Ilya Ponomarev is the only Russian MP who voted against the annexation of Crimea last year. He now lives in the U.S. because he is under investigation for embezzlement from a government-financed research institute called Skolkovo in Russia, charges that Ponomarev denies. He was invited to be interviewed twice on RT in the past month, in the role of the exiled Kremlin opponent, where his opinions about Russian politics, Ukraine, and RT were freely expressed and strongly challenged.
“You are just not a media, you are a lobbying tool of the Russian government in foreign nations,” Ponomarev told “Worlds Apart” host Oksana Boyko, for example.
Despite his views, Ponomarev doesn’t think RT should be banned, as some of its critics have suggested. “A ban would reinforce RT’s position and would just increase their position on Internet,” he said. Ponomarev has another idea: regulating RT as a lobbyist, rather than a media outlet.

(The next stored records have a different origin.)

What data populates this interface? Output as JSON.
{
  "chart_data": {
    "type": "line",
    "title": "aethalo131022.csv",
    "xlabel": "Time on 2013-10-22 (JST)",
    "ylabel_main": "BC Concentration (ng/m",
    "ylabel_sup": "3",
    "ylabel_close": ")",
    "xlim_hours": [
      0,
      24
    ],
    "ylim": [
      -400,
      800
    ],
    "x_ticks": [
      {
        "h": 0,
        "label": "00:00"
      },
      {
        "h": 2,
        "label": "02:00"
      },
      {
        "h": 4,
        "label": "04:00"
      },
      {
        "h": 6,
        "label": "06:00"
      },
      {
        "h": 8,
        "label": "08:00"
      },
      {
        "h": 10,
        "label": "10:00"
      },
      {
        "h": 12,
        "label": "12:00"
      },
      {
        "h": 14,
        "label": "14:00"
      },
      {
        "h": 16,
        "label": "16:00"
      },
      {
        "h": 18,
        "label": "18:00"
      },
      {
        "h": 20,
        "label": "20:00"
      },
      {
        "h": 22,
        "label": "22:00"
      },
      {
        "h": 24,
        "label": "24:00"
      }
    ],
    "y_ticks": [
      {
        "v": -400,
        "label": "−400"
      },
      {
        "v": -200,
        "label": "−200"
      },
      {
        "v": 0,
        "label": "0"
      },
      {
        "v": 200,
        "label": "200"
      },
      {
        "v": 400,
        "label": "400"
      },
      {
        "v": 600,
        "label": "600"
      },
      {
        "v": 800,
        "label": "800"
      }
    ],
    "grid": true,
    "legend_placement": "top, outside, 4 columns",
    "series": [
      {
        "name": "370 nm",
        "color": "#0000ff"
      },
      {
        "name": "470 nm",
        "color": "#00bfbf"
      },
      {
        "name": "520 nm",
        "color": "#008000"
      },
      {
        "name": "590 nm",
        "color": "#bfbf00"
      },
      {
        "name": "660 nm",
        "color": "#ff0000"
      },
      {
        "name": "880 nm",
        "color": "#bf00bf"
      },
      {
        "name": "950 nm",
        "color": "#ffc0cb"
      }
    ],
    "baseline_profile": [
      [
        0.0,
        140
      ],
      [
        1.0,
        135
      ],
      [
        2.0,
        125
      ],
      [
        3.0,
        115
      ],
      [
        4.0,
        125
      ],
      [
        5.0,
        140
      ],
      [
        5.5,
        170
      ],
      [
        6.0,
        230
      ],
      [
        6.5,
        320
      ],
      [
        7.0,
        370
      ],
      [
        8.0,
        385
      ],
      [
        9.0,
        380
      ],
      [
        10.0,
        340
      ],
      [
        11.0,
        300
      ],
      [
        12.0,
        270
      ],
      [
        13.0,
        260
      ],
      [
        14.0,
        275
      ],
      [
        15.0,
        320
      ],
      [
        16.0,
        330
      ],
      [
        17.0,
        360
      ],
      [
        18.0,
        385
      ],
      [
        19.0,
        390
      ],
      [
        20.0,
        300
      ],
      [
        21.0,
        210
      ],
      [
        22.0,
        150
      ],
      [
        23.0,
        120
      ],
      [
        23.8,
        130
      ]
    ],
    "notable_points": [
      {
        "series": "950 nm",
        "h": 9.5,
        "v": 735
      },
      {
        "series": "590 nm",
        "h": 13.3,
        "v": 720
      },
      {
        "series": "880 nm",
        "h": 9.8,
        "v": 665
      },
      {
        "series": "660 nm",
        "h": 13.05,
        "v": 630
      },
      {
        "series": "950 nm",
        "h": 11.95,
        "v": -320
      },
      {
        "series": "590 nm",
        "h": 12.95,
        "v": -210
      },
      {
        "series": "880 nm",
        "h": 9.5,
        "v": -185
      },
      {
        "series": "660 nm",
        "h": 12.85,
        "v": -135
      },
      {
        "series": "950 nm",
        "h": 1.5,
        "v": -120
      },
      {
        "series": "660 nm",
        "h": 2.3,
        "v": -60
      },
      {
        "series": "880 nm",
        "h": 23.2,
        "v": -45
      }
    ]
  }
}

RT doesn’t lack critics in the U.S., but even those who fiercely denounce it as a Kremlin propaganda tool do not agree on how to counter it. In late February, U.S. Secretary of State John Kerry called RT a “propaganda bullhorn” and requested a budget increase from Congress for the Broadcasting Board of Governors (BBG,) which oversees U.S. state-funded media such as Voice of America.
Former Secretary of State Hillary Clinton also talked about expanding state-funded media in 2011, stating that the “U.S. is losing the information war” to channels like RT. And just last January, Assistant Secretary of State for Europe Victoria Nuland was directly asked by a journalist whether RT should be shut down. Nuland said no, citing freedom of the press – but adding that RT had only a “tiny, tiny audience.”
Eye for an eye, tooth for a tooth
Under Ponomarev’s proposal, U.S. legislators would have to register RT as a lobbyist in the U.S. “I just want to give them a little bit of the taste of their own medicine,” he explained, referring to Russian regulations that have forced NGOs and some media outlets to declare themselves “foreign agents” in Russia.
According to Robert Orttung, assistant director of the Institute for European, Russian and Eurasian Studies at George Washington University, the eye for an eye approach is precisely what’s wrong with Ponomarev’s proposition.
“Symmetrical responses like that, do to them what they do to us, an eye for an eye, a tooth for a tooth, wouldn’t resolve the problem,” Orttung said. Any such action against RT’s freedom could be used as propaganda by RT in other parts of the world, he said.
Freedom of the press
Orttung explained that the U.S. is concerned about violating First Amendment free press principles. He cited the example of Dmitry Kiselev, a journalist named in 2013 to head the official Russian government-owned international news agency Rossiya Segodnya, which oversees RT. In a controversial 2014 TV appearance, Kiselev said that Russia was “the only country that can turn the US into radioactive dust.” In March 2014, the European Union added Kiselev to its list of banned Russian officials – part of sanctions imposed in response to the annexation of Crimea and the crisis in eastern Ukraine.
But the U.S. did not put Kiselev on its sanctions list. Since people working as RT “are acting as journalists, it is really difficult for the U.S. to take legal actions,” said Orttung.
In an interview with RT Watch, Ponomarev said that some U.S. officials he talked with about his idea for lobbyist registration did raise questions about the First Amendment, but that he didn’t think it should be an obstacle to the status change. “If they disagree, they can challenge this in court!” he said, certain that the network would be too afraid to lose.
Expanding state-backed coverage
Ponomarev said that he wouldn’t be against a state-funded American channel in Russian language to counter RT, as John Kerry suggested, but whatever the U.S. created would have to be high quality.
“It would have to be a 24-hours Russian broadcast which is similar to the quality of RT, otherwise it doesn’t make much sense. And so far, Voice of America is pretty far from that level of proficiency,” he said.
But a U.S.-backed channel, even in Russian, probably wouldn’t find an audience in Russia, Orttung said. Russians who used to work inside of Russia as journalists have faced increasing risks for trying to report independently. Some have moved abroad, creating independent news sources like Meduza that send news back into Russia.
Backing those journalists and their channels could be an option for the U.S., Orttung said, but such support could also give the impression that those outlets aren’t independent anymore.
All of this said, Ponomarev said that a much more efficient way to foster change in Russia — change that could have a lasting impact — would be to organize the Russian diaspora. “Changes in Russian politics have to be in the hands of Russians, not in the hands of outside influences,” he said.